South Korea’s largest crypto exchange, Upbit, is pushing almost all customer assets into cold storage after a major hack on its Solana hot wallet, in one of the most aggressive security pivots yet by a big trading platform.
Operator Dunamu said it will lift the share of user funds held in cold wallets to 99% and cut hot wallet exposure to effectively 0%, after hackers stole 44.5B won, about $30m, from a connected wallet.
The overhaul takes Upbit well beyond South Korea’s Virtual Asset User Protection Act, which requires exchanges to keep at least 80% of customer deposits offline.
Upbit Pushes Hot Wallet Usage Down After Security Review
Cold wallets store digital assets while disconnected from the internet, making them far harder to breach but also slower to move. Hot wallets sit online to process deposits and withdrawals in real time, which makes them convenient for users but a prime target for attackers.
For traders, a 99% cold ratio means a much smaller pool of funds is exposed if a hot wallet is ever compromised again.
In a press statement on Wednesday, Dunamu disclosed that as of the end of Oct. 2025, Upbit held 98.33% of customer assets in cold wallets and 1.67% in hot wallets.
Even before the hack, that was the lowest hot wallet share among domestic exchanges, with rivals keeping cold ratios in a range of roughly 82% to 90%, according to data released by lawmaker Heo Young.
Upbit said it maintained its cold share above 98% despite rising crypto prices and heavier flows from new listings, and has now completed a review and overhaul of its wallet infrastructure.
The company plans to drive the hot wallet ratio down to zero as it tightens its security posture.
Attack Involving Solana Assets Forces Emergency Security Response
This move follows a hack worth initially about 54B won, roughly $36M, on the Solana network, which Upbit later refined to a loss estimate of 44.5B won after an internal review.
A detailed breakdown put 38.6B won, about $26.2M, down as direct user losses, which the company has pledged to fully reimburse from its own reserves.
Tokens affected in the attack included Solana’s SOL as well as ORCA, RAY and JUP, the exchange said. Once abnormal withdrawals were detected, Upbit halted activity, shifted remaining assets into cold storage and began a forensic investigation of its systems and on chain flows.

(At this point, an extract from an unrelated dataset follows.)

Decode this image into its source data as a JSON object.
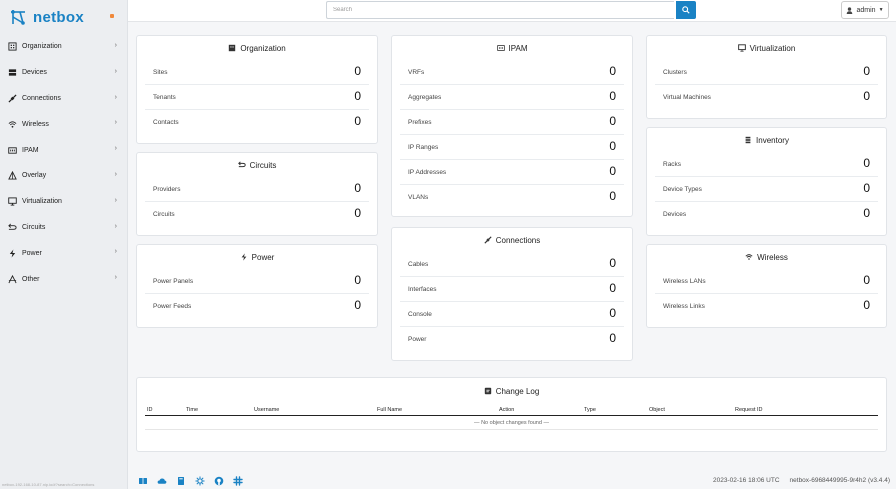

Proposed Standards Would Require Compensation For Hacks Regardless Of Fault
Oh said engineers discovered a weakness in the exchange’s wallet software that could have allowed attackers to infer private keys by analysing public blockchain data, although Upbit has not confirmed whether that specific vulnerability was used in the breach. The company’s response suggests it is treating hot wallet exposure itself as a systemic risk that needs to be minimised, not just patched.
For the wider industry, the episode is feeding into a regulatory rethink. South Korea’s Financial Services Commission is considering rules that would impose bank-level liability standards on major crypto exchanges after the Upbit incident, including mandatory compensation for hacking and system failures regardless of fault, mirroring obligations already placed on banks and electronic payment firms under the country’s electronic financial transactions law.
If those rules take shape, exchanges operating in Korea will need both stronger security architectures and deeper capital buffers to absorb losses, bringing them closer to the expectations placed on traditional financial institutions.
Upbit’s near total shift to cold storage shows how far a leading platform is now willing to go to reassure users that their coins will not be left sitting online as an easy target.